As the Greens Senator Peter Whish-Wilson has stated to the Senate inquiry into the Treasury Laws Amendment (Enhancing Whistleblower Protections) Bill 2017:

Rewards work. They encourage disclosure. They recover ill-gotten gains. And they help compensate whistleblowers.

I also note the recommendations of the Parliamentary Joint Committee on Corporations and Financial Services report on whistleblower protections previously referred to, which also recommended the implementation of a reward scheme.

The protection of whistleblowers is something that SA-Best's federal colleague Senator Rex Patrick has continued to advocate for, following Nick Xenophon's departure from the Senate. Along with Senator Nick McKim of the Greens and Independent MP Andrew Wilkie, Senator Patrick continues his strong advocacy and support of Witness K following revelations of the ASIS operation to bug the East Timorese cabinet offices in 2004 during the oil and gas revenue treaty negotiations. Senator Patrick stated that:

Not only was the bugging operation wrong, it has been a total foreign policy, defence and economic disaster.

Senator Patrick believes that the operation was morally bankrupt and unlawful, whereby the Australian government ordered an espionage operation against East Timor's negotiators to gain a significant advantage in those negotiations.

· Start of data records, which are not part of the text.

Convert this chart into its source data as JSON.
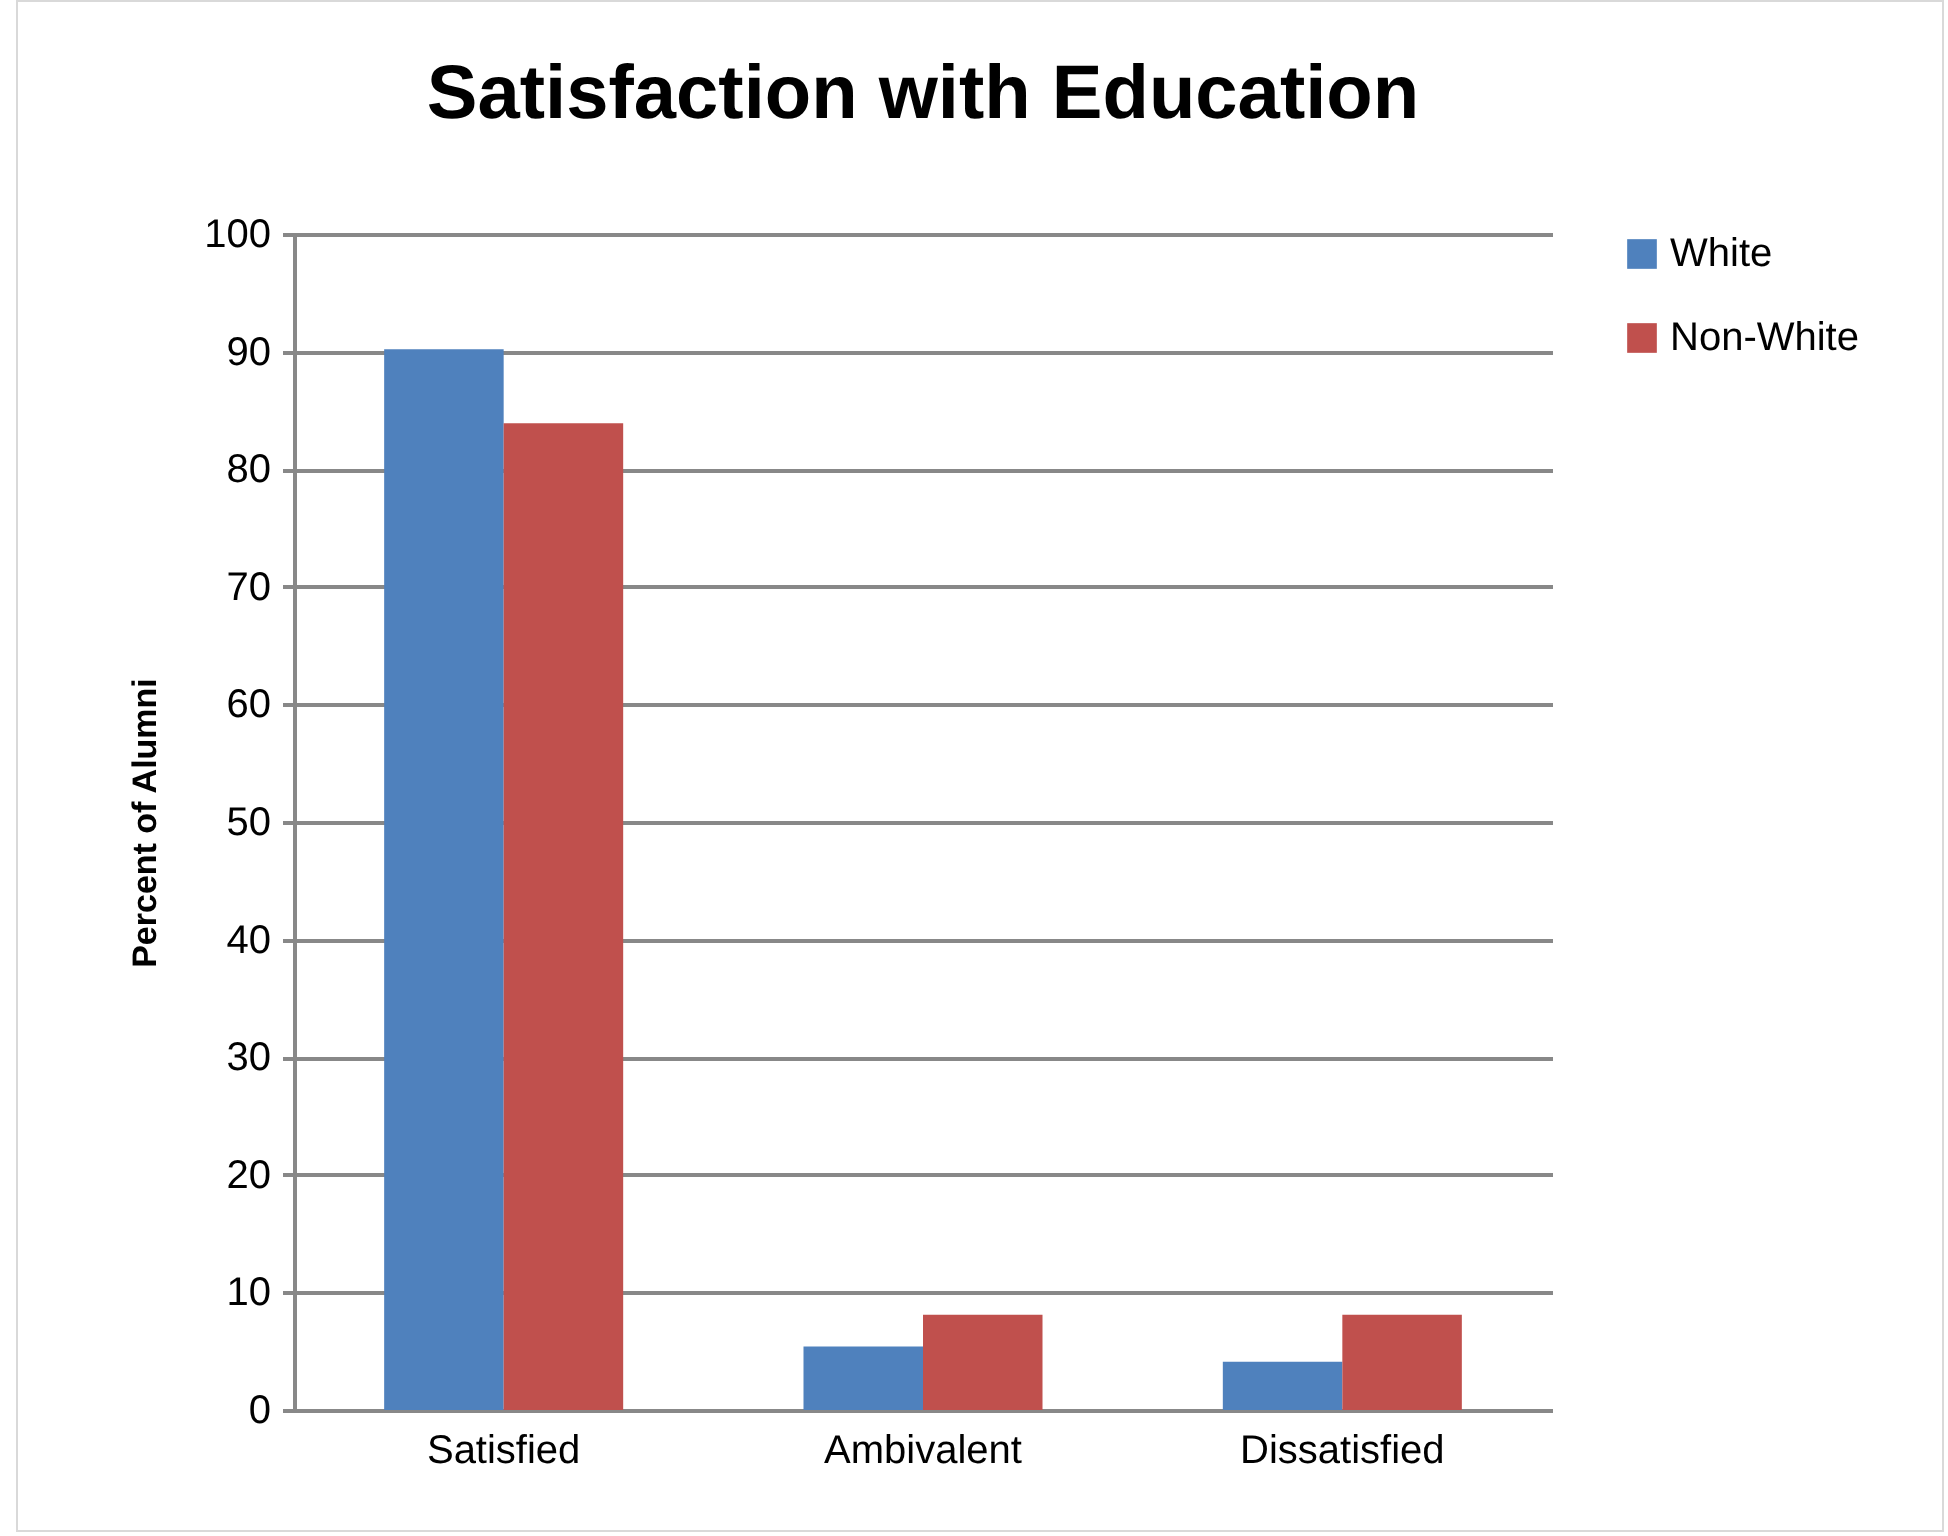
{
  "chart_data": {
    "type": "bar",
    "title": "Satisfaction with Education",
    "ylabel": "Percent of Alumni",
    "categories": [
      "Satisfied",
      "Ambivalent",
      "Dissatisfied"
    ],
    "series": [
      {
        "name": "White",
        "color": "#4f81bd",
        "values": [
          90.2,
          5.4,
          4.1
        ]
      },
      {
        "name": "Non-White",
        "color": "#c0504d",
        "values": [
          83.9,
          8.1,
          8.1
        ]
      }
    ],
    "ylim": [
      0,
      100
    ],
    "yticks": [
      0,
      10,
      20,
      30,
      40,
      50,
      60,
      70,
      80,
      90,
      100
    ],
    "grid": "y",
    "legend": "right"
  }
}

As we know, Witness K and his lawyer, Bernard Collaery, have been charged for revealing the bugging operation. As this case exemplifies, whistleblowers face a large number of potential adverse consequences if they speak up. They are real, they are emotional and they are financial, and they can affect people for many years thereafter when all they were doing by speaking out was their job.

In the ICAC's 2015 annual report, a survey of 7,000 public servants revealed that one in four were reluctant to report alleged acts of corruption, misconduct or maladministration, with the most common concern being personal repercussions and job losses. Providing effective legal protection and clear guidance on reporting procedures will serve to support an open organisational structure where public servants are not only aware of how to report but also have confidence in the reporting procedures.

It is hoped that this bill will address failings of the current act and offer substantive protection to whistleblowers, in which our public servants can have confidence. With those words, we will be supporting the legislation. We look forward to the committee stage of the debate and we also hope that this is the beginning of a further consideration of a reward system for South Australia. I would just like to correct the record. The Hon. Mark Parnell might be able to clarify this, but I think the amendments I referred to are not going to be moved by the Hon. Mark Parnell on behalf of the Greens.

The Hon. M.C. Parnell: That's right.

The Hon. C. BONAROS: That is right, so there is no need to indicate our position on those. With those words, we support the second reading of the bill.

Debate adjourned on motion of Hon. I.K. Hunter.